The Chicamacomico Lifesaving Station, is located on Highway 12 in the village of Rodanthe. The original station was built in 1874. Later converted into a boathouse when the new station was constructed in 1911. Exhibits and beach apparatus drills are featured during the summer months.
"The Chicamacomico Lifesaving station was established in 1874, one of the first seven stations on the Outer Banks of North Carolina. The buildings on site survive as one of the most complete U.S. Lifesaving Service/Coast Guard Station complexes on the Atlantic Coast.
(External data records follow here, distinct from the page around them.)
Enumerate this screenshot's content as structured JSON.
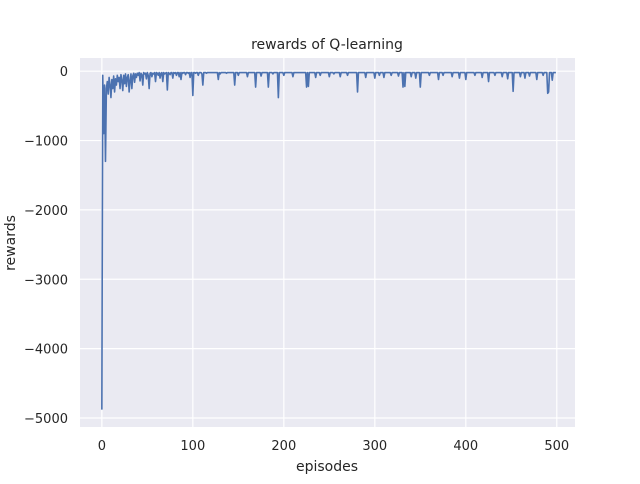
{
  "chart_data": {
    "type": "line",
    "title": "rewards of Q-learning",
    "xlabel": "episodes",
    "ylabel": "rewards",
    "xlim": [
      -24,
      520
    ],
    "ylim": [
      -5130,
      190
    ],
    "xticks": [
      0,
      100,
      200,
      300,
      400,
      500
    ],
    "yticks": [
      0,
      -1000,
      -2000,
      -3000,
      -4000,
      -5000
    ],
    "xtick_labels": [
      "0",
      "100",
      "200",
      "300",
      "400",
      "500"
    ],
    "ytick_labels": [
      "0",
      "−1000",
      "−2000",
      "−3000",
      "−4000",
      "−5000"
    ],
    "grid": true,
    "style": {
      "background": "#eaeaf2",
      "grid_color": "#ffffff",
      "line_color": "#4c72b0"
    },
    "series": [
      {
        "values": [
          -4880,
          -60,
          -900,
          -200,
          -1300,
          -250,
          -150,
          -330,
          -90,
          -200,
          -380,
          -120,
          -250,
          -70,
          -300,
          -110,
          -200,
          -60,
          -150,
          -90,
          -250,
          -50,
          -130,
          -280,
          -60,
          -180,
          -40,
          -220,
          -90,
          -50,
          -300,
          -140,
          -40,
          -250,
          -70,
          -30,
          -160,
          -40,
          -90,
          -30,
          -60,
          -20,
          -140,
          -30,
          -50,
          -200,
          -20,
          -40,
          -30,
          -110,
          -20,
          -60,
          -250,
          -30,
          -20,
          -80,
          -30,
          -40,
          -20,
          -150,
          -20,
          -30,
          -60,
          -20,
          -100,
          -30,
          -20,
          -150,
          -20,
          -40,
          -30,
          -20,
          -270,
          -20,
          -30,
          -50,
          -20,
          -20,
          -100,
          -20,
          -30,
          -20,
          -60,
          -20,
          -20,
          -80,
          -20,
          -120,
          -20,
          -30,
          -20,
          -20,
          -50,
          -20,
          -20,
          -30,
          -20,
          -90,
          -20,
          -20,
          -350,
          -20,
          -20,
          -30,
          -20,
          -20,
          -60,
          -20,
          -20,
          -20,
          -40,
          -200,
          -20,
          -20,
          -20,
          -30,
          -20,
          -20,
          -20,
          -20,
          -20,
          -20,
          -20,
          -20,
          -20,
          -20,
          -20,
          -20,
          -120,
          -20,
          -40,
          -20,
          -20,
          -20,
          -20,
          -20,
          -20,
          -30,
          -20,
          -20,
          -20,
          -20,
          -20,
          -20,
          -20,
          -20,
          -200,
          -20,
          -20,
          -20,
          -60,
          -20,
          -20,
          -20,
          -20,
          -20,
          -20,
          -20,
          -20,
          -20,
          -80,
          -20,
          -20,
          -20,
          -20,
          -20,
          -20,
          -20,
          -20,
          -230,
          -20,
          -20,
          -20,
          -20,
          -20,
          -70,
          -20,
          -20,
          -20,
          -20,
          -20,
          -20,
          -20,
          -230,
          -20,
          -20,
          -20,
          -20,
          -40,
          -20,
          -20,
          -20,
          -20,
          -20,
          -380,
          -20,
          -20,
          -20,
          -20,
          -20,
          -60,
          -20,
          -20,
          -20,
          -20,
          -20,
          -20,
          -20,
          -20,
          -20,
          -80,
          -20,
          -20,
          -20,
          -20,
          -20,
          -20,
          -20,
          -20,
          -20,
          -20,
          -20,
          -20,
          -20,
          -20,
          -230,
          -20,
          -220,
          -20,
          -20,
          -20,
          -20,
          -20,
          -20,
          -20,
          -90,
          -20,
          -20,
          -20,
          -20,
          -60,
          -20,
          -20,
          -20,
          -20,
          -20,
          -20,
          -20,
          -20,
          -20,
          -80,
          -20,
          -20,
          -20,
          -20,
          -40,
          -20,
          -20,
          -20,
          -20,
          -20,
          -20,
          -80,
          -20,
          -20,
          -20,
          -20,
          -20,
          -20,
          -20,
          -60,
          -20,
          -20,
          -20,
          -20,
          -20,
          -20,
          -20,
          -20,
          -20,
          -20,
          -300,
          -20,
          -20,
          -20,
          -20,
          -20,
          -20,
          -20,
          -20,
          -90,
          -20,
          -20,
          -20,
          -20,
          -20,
          -20,
          -20,
          -20,
          -20,
          -100,
          -20,
          -20,
          -20,
          -20,
          -60,
          -20,
          -20,
          -20,
          -20,
          -90,
          -20,
          -20,
          -20,
          -20,
          -20,
          -20,
          -20,
          -60,
          -20,
          -20,
          -20,
          -20,
          -20,
          -20,
          -20,
          -70,
          -20,
          -20,
          -20,
          -20,
          -230,
          -20,
          -220,
          -20,
          -20,
          -20,
          -20,
          -20,
          -20,
          -80,
          -20,
          -20,
          -20,
          -20,
          -100,
          -20,
          -20,
          -20,
          -20,
          -230,
          -20,
          -20,
          -20,
          -20,
          -20,
          -20,
          -20,
          -20,
          -20,
          -60,
          -20,
          -20,
          -20,
          -20,
          -20,
          -20,
          -20,
          -20,
          -20,
          -120,
          -20,
          -20,
          -20,
          -20,
          -60,
          -20,
          -20,
          -20,
          -20,
          -20,
          -20,
          -20,
          -20,
          -20,
          -80,
          -20,
          -20,
          -20,
          -20,
          -20,
          -20,
          -20,
          -100,
          -20,
          -20,
          -20,
          -20,
          -20,
          -20,
          -120,
          -20,
          -20,
          -20,
          -20,
          -20,
          -20,
          -20,
          -20,
          -20,
          -60,
          -20,
          -20,
          -20,
          -20,
          -20,
          -20,
          -20,
          -90,
          -20,
          -20,
          -20,
          -20,
          -20,
          -20,
          -150,
          -20,
          -20,
          -20,
          -20,
          -20,
          -20,
          -60,
          -20,
          -20,
          -20,
          -20,
          -20,
          -20,
          -20,
          -80,
          -20,
          -20,
          -20,
          -20,
          -20,
          -110,
          -20,
          -20,
          -20,
          -20,
          -20,
          -290,
          -20,
          -20,
          -20,
          -20,
          -20,
          -20,
          -20,
          -80,
          -20,
          -20,
          -20,
          -20,
          -100,
          -20,
          -20,
          -20,
          -20,
          -70,
          -20,
          -20,
          -20,
          -20,
          -20,
          -20,
          -20,
          -120,
          -20,
          -20,
          -20,
          -20,
          -20,
          -20,
          -60,
          -20,
          -20,
          -20,
          -20,
          -320,
          -300,
          -20,
          -20,
          -20,
          -130,
          -20,
          -20,
          -20,
          -20
        ]
      }
    ]
  }
}
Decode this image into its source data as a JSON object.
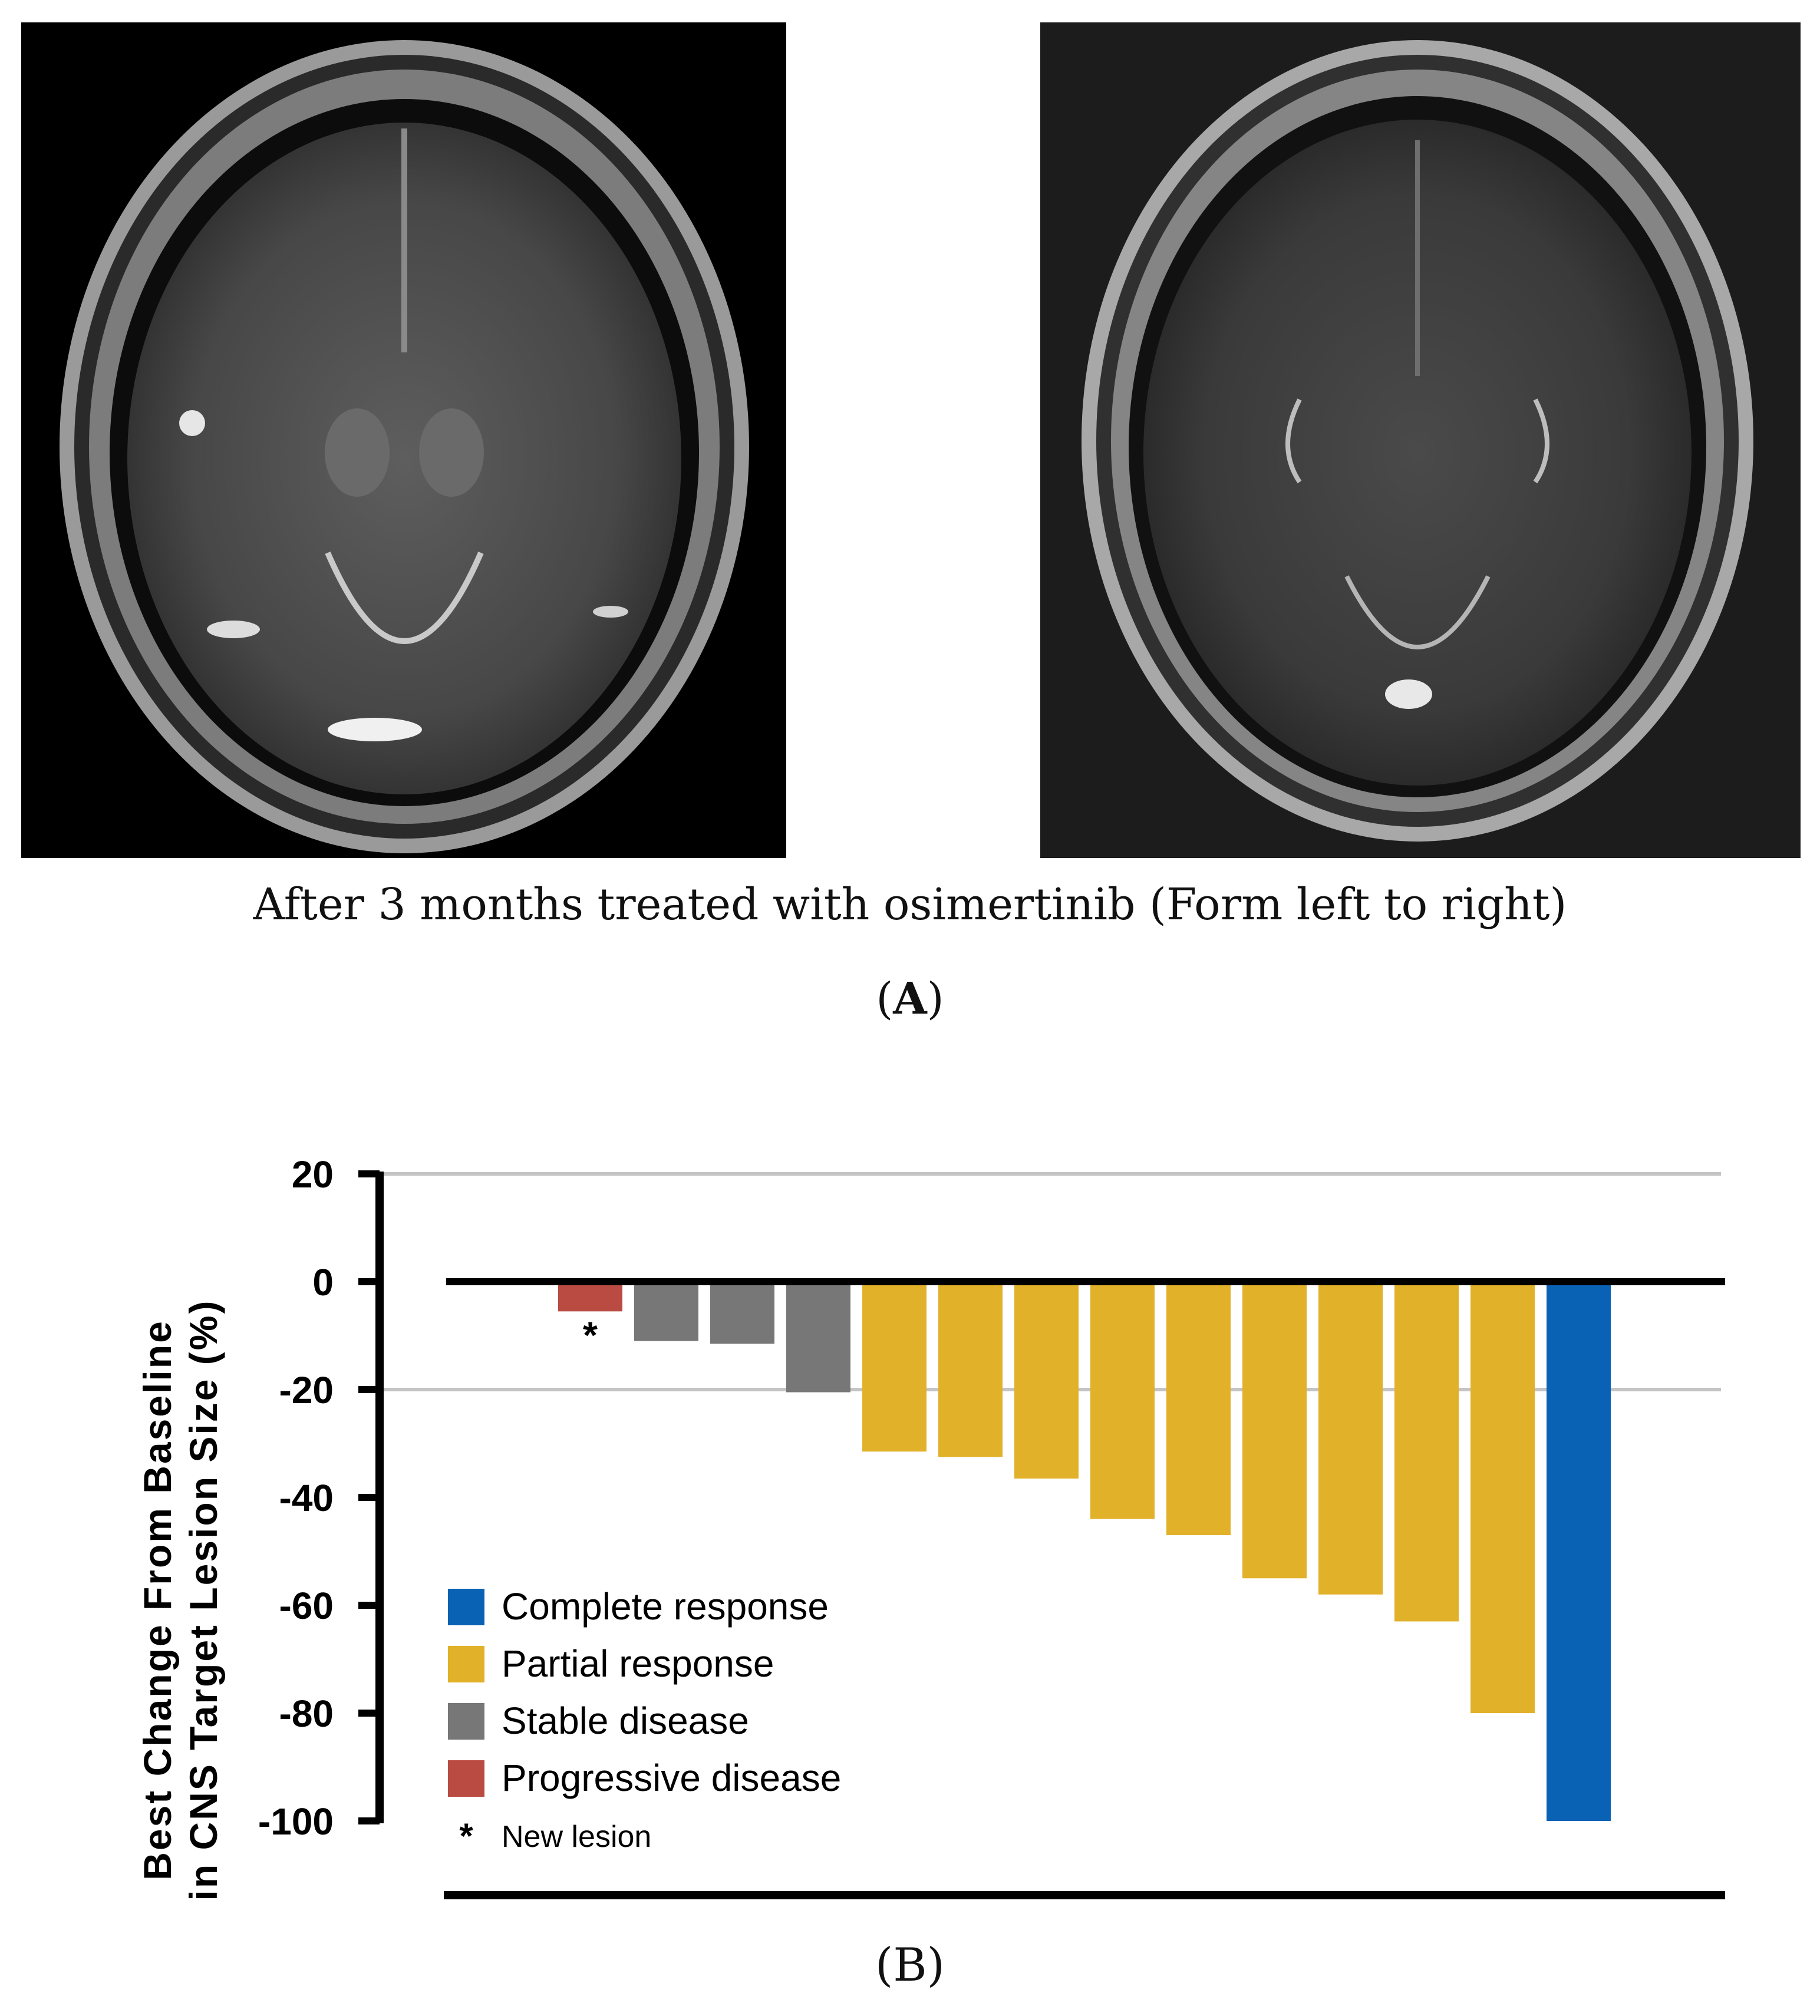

A Brief History ... The Board-And-Batten Station was converted to a boathouse when the new shingle style station and its outbuildings were erected in 1911. They remind us today of the daring rescues made off the treacherous shoals and surf of Hatteras Island in the late 19th and early 20th centuries.
One such rescue was of the "Strathairly" in 1891. Surfmen from Chicamacomico pulled seven members from heavy seas overcoming dense fog, high winds, and tumultuous surf. In 1898 the surfmen rescued members of the schooner "Fesseden." A year later, with the Lyle gun and the breeches buoy mechanisms, they saved the entire crew of the "Mini Bergen."
In 1918, Captain John Allen Midgett led his men in Chicamacomico's most celebrated event: The "Mirlo" rescue. The surfmen, while endangering their own lives in the fire and turbulent seas, rescued 42 of the British tanker's crew. The British government awarded Gold Lifesaving medals to Captain Midgett and the surfmen. The U.S. Government presented "Grand Crosses of the American Cross of Honor." Only eleven of these have ever been awarded and six belong to the surfmen of Chicamacomico.
It has been more than forty years since the Coast Guard left its watch on the Atlantic waters from this outpost, but the historic deeds of the many brave surfmen, who continuously endangered their own lives to rescue foundering seagoers, live on in the minds and hearts of the survivors and the relatives of both rescuers and the rescued. Many of the recent generations of Outer Banks natives are descended from former surfmen, and many of them are from the Midgett family who brought international acclaim to the Chicamacomico activities under the leadership of Keeper John Allen. Their story must be preserved."